The Defence Ministry may have violated the Classified Information Act by digging out some Second World War Soviet T-34 tanks and German Nazi panzers and putting them for “safekeeping” in an open-air military compound near Yambol.
Previously, the Defence Ministry told Vagabond in a letter that the tanks were “classified information” because they were kept on military commission, adding they would be declassified as late as 2013. Vagabond started the story about the tanks lined up at the Turkish and Greek borders early in 2007, when it ran a detailed article. Many Bulgarian mainstream media followed suit. The Defence Ministry’s refusal to disclose details about what was known as the Krali Marko Defence Line, prompted the Access to Information Programme, a major NGO, to award it with its anti-prize the same year. No top brass came to collect the embarrassing award.
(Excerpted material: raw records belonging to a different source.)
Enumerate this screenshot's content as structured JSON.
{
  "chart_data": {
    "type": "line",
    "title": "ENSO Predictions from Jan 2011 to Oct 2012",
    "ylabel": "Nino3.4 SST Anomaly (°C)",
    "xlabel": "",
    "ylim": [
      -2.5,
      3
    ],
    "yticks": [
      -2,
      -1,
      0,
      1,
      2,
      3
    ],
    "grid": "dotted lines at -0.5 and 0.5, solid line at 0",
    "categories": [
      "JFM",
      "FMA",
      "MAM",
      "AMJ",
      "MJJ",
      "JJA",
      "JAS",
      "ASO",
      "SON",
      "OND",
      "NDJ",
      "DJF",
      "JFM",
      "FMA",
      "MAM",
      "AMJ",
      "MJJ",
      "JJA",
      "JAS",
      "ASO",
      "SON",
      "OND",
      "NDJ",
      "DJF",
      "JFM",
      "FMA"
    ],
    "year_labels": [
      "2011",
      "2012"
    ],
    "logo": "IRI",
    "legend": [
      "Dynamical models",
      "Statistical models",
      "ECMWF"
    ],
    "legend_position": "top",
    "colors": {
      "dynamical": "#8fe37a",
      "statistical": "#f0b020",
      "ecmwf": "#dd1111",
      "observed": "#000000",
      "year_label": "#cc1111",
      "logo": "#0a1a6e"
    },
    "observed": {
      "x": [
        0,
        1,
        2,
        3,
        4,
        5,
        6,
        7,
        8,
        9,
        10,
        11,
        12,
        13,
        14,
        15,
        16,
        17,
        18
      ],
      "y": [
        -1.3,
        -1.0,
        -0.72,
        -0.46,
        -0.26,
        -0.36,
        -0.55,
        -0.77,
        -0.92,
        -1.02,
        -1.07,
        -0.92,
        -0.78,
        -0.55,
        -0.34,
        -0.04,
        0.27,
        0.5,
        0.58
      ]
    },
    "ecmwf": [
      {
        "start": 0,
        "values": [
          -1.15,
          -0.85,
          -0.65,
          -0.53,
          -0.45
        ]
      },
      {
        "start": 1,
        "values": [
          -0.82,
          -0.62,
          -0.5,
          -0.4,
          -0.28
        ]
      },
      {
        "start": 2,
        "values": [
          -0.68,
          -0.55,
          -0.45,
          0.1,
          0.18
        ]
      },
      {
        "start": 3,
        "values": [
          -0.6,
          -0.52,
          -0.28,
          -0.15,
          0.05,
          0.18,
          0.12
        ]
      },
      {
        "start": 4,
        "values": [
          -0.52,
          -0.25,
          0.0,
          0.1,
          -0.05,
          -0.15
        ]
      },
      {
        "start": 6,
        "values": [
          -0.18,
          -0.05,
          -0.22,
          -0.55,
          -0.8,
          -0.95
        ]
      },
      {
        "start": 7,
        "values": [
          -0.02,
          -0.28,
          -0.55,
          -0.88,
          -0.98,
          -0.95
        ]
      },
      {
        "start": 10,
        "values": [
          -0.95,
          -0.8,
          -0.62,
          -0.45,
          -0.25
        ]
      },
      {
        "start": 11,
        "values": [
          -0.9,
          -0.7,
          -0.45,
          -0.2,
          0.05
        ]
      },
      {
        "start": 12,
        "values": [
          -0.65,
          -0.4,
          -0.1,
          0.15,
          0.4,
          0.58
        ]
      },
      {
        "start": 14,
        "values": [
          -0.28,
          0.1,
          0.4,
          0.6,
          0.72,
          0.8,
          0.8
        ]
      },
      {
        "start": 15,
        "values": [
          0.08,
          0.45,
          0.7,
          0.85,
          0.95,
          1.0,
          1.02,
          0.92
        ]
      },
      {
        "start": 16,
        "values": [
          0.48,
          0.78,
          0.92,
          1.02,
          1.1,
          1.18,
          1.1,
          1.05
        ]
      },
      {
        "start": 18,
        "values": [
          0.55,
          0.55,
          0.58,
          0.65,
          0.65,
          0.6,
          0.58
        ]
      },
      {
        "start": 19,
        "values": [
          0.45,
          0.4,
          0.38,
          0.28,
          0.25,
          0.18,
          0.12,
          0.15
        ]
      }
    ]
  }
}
The real embarrassment, however, came in late 2007, when it emerged that a panzer had been dug out by German collectors and transported out of the country - possibly making it the first tank in history to be stolen and taken through customs without anyone noticing. The Krali Marko Defence Line was established in the 1950s and was operative until the late 1980s. Its purpose was to thwart a possible NATO invasion into Warsaw Pact Bulgaria by Turkey and Greece. Turkey and Greece are now NATO allies. The tanks are finally being consigned to the dustbin of history.